Yeap, I agree this is suboptimal and I believe I'm the one to blame for introducing it downstream.

I wonder if we can represent the flow condition of each environment using a bool atom and have a mapping of bi-conditionals between flow condition atoms and flow condition constraints. Something like:

FC1 <=> C1 ^ C2
FC2 <=> C2 ^ C3 ^ C4
FC3 <=> (FC1 v FC2) ^ C5
...

We can use that to simplify the formulas here and in joinConstraints. The mapping can be stored in DataflowAnalysisContext. We can track dependencies between flow conditions (e.g. above FC3 depends on FC1 and FC2) and modify flowConditionImplies to construct a formula that includes the bi-conditionals for all flow condition atoms in the transitive set before invoking the solver.

I suggest putting the optimization in its own patch. I'd love to look into it right after this patch is submitted if both of you think it makes sense on a high level.

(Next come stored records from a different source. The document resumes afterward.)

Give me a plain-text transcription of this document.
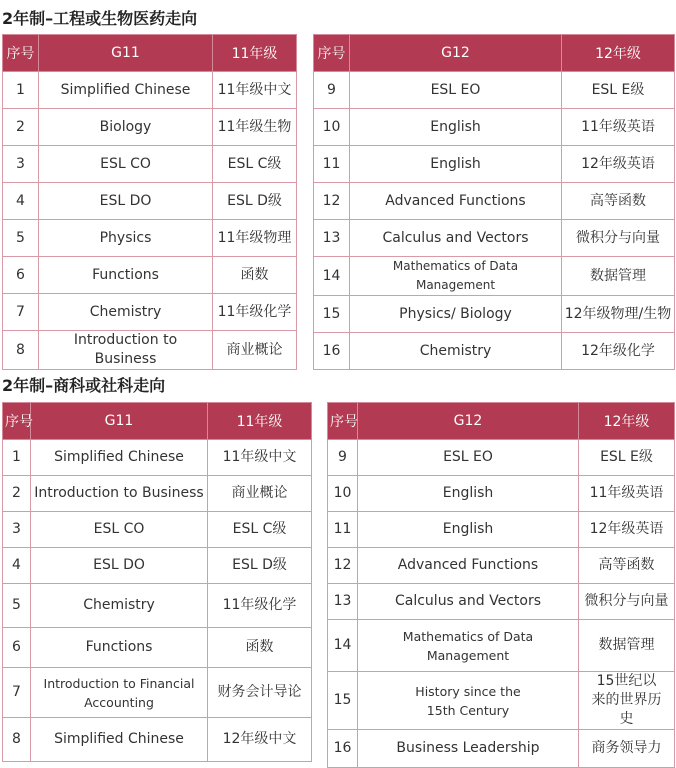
2年制–工程或生物医药走向
序号	G11	11年级
1	Simplified Chinese	11年级中文
2	Biology	11年级生物
3	ESL CO	ESL C级
4	ESL DO	ESL D级
5	Physics	11年级物理
6	Functions	函数
7	Chemistry	11年级化学
8	Introduction to Business	商业概论
序号	G12	12年级
9	ESL EO	ESL E级
10	English	11年级英语
11	English	12年级英语
12	Advanced Functions	高等函数
13	Calculus and Vectors	微积分与向量
14	Mathematics of Data Management	数据管理
15	Physics/ Biology	12年级物理/生物
16	Chemistry	12年级化学
2年制–商科或社科走向
序号	G11	11年级
1	Simplified Chinese	11年级中文
2	Introduction to Business	商业概论
3	ESL CO	ESL C级
4	ESL DO	ESL D级
5	Chemistry	11年级化学
6	Functions	函数
7	Introduction to Financial Accounting	财务会计导论
8	Simplified Chinese	12年级中文
序号	G12	12年级
9	ESL EO	ESL E级
10	English	11年级英语
11	English	12年级英语
12	Advanced Functions	高等函数
13	Calculus and Vectors	微积分与向量
14	Mathematics of Data Management	数据管理
15	History since the 15th Century	15世纪以来的世界历史
16	Business Leadership	商务领导力
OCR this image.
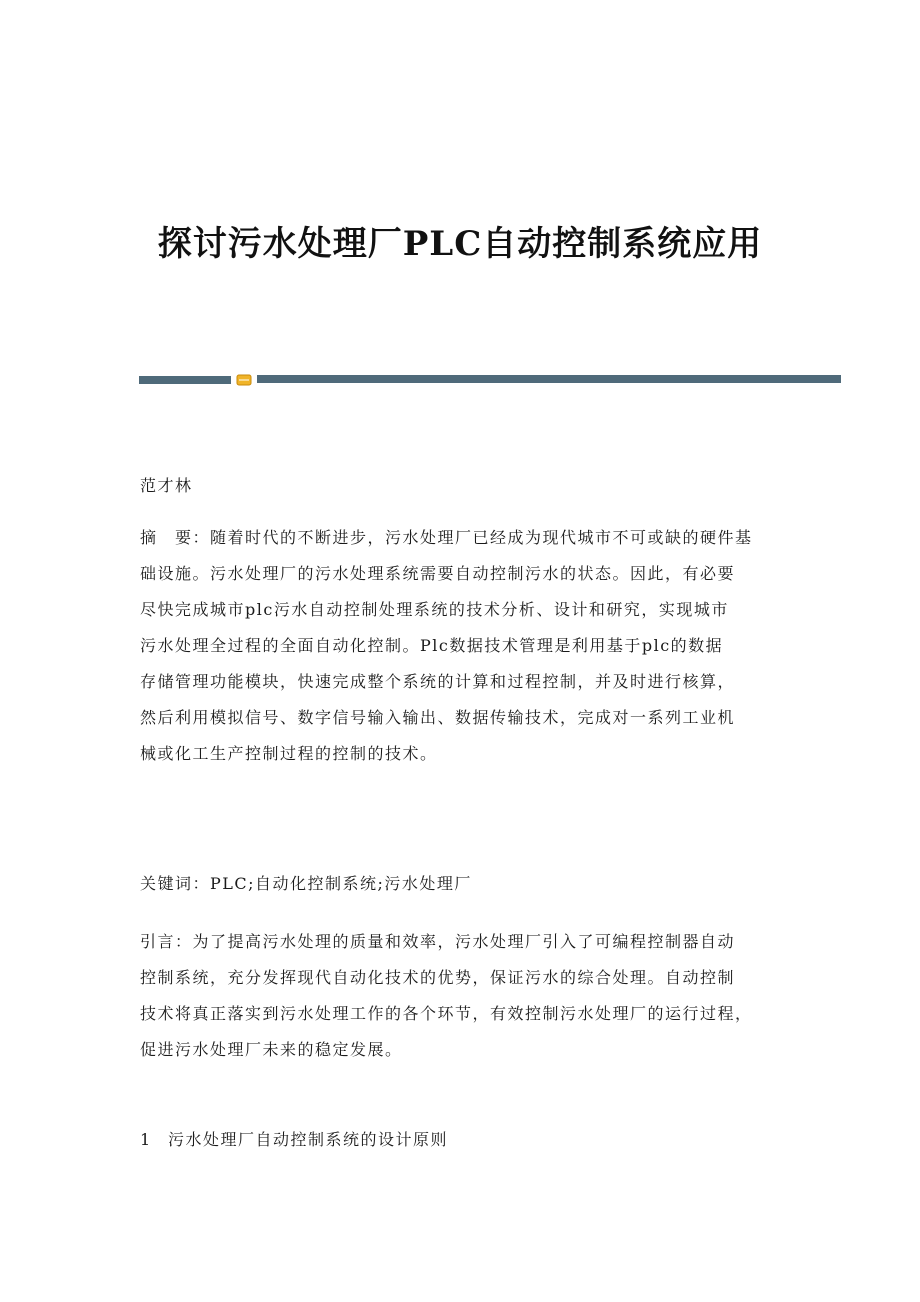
探讨污水处理厂PLC自动控制系统应用
范才林
摘　要：随着时代的不断进步，污水处理厂已经成为现代城市不可或缺的硬件基
础设施。污水处理厂的污水处理系统需要自动控制污水的状态。因此，有必要
尽快完成城市plc污水自动控制处理系统的技术分析、设计和研究，实现城市
污水处理全过程的全面自动化控制。Plc数据技术管理是利用基于plc的数据
存储管理功能模块，快速完成整个系统的计算和过程控制，并及时进行核算，
然后利用模拟信号、数字信号输入输出、数据传输技术，完成对一系列工业机
械或化工生产控制过程的控制的技术。
关键词：PLC;自动化控制系统;污水处理厂
引言：为了提高污水处理的质量和效率，污水处理厂引入了可编程控制器自动
控制系统，充分发挥现代自动化技术的优势，保证污水的综合处理。自动控制
技术将真正落实到污水处理工作的各个环节，有效控制污水处理厂的运行过程，
促进污水处理厂未来的稳定发展。
1 污水处理厂自动控制系统的设计原则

This revision is now accepted and ready to land.Apr 1 2022, 12:55 AM
ymandel added inline comments.Apr 1 2022, 4:28 AM
clang/lib/Analysis/FlowSensitive/DataflowEnvironment.cpp
79

This sounds good to me. That said, I'm not sure how often we'd expect this to be an issue in practice, since, IIUC, this specialized merge only occurs when the value is handled differently in the two branches. So, a series of branches alone won't trigger the exponential behavior.

xazax.hun accepted this revision.Apr 1 2022, 8:00 AM
xazax.hun added inline comments.
clang/lib/Analysis/FlowSensitive/DataflowEnvironment.cpp
79

Fair point. It might never cause a problem in practice. Since we already have one proposal how to try to fix this if a problem ever surfaces, I'd love to have a comment about this in the code. But I think this is something that probably does not need to be addressed in the near future.

ymandel updated this revision to Diff 419764.Apr 1 2022, 8:12 AM

Add comment about future optimization potential.

ymandel marked an inline comment as done.Apr 1 2022, 8:14 AM
ymandel added inline comments.
clang/lib/Analysis/FlowSensitive/DataflowEnvironment.cpp
79

Good idea -- I reformatted essentially sgatev's response above as a comment in the code.

This revision was automatically updated to reflect the committed changes.
ymandel marked an inline comment as done.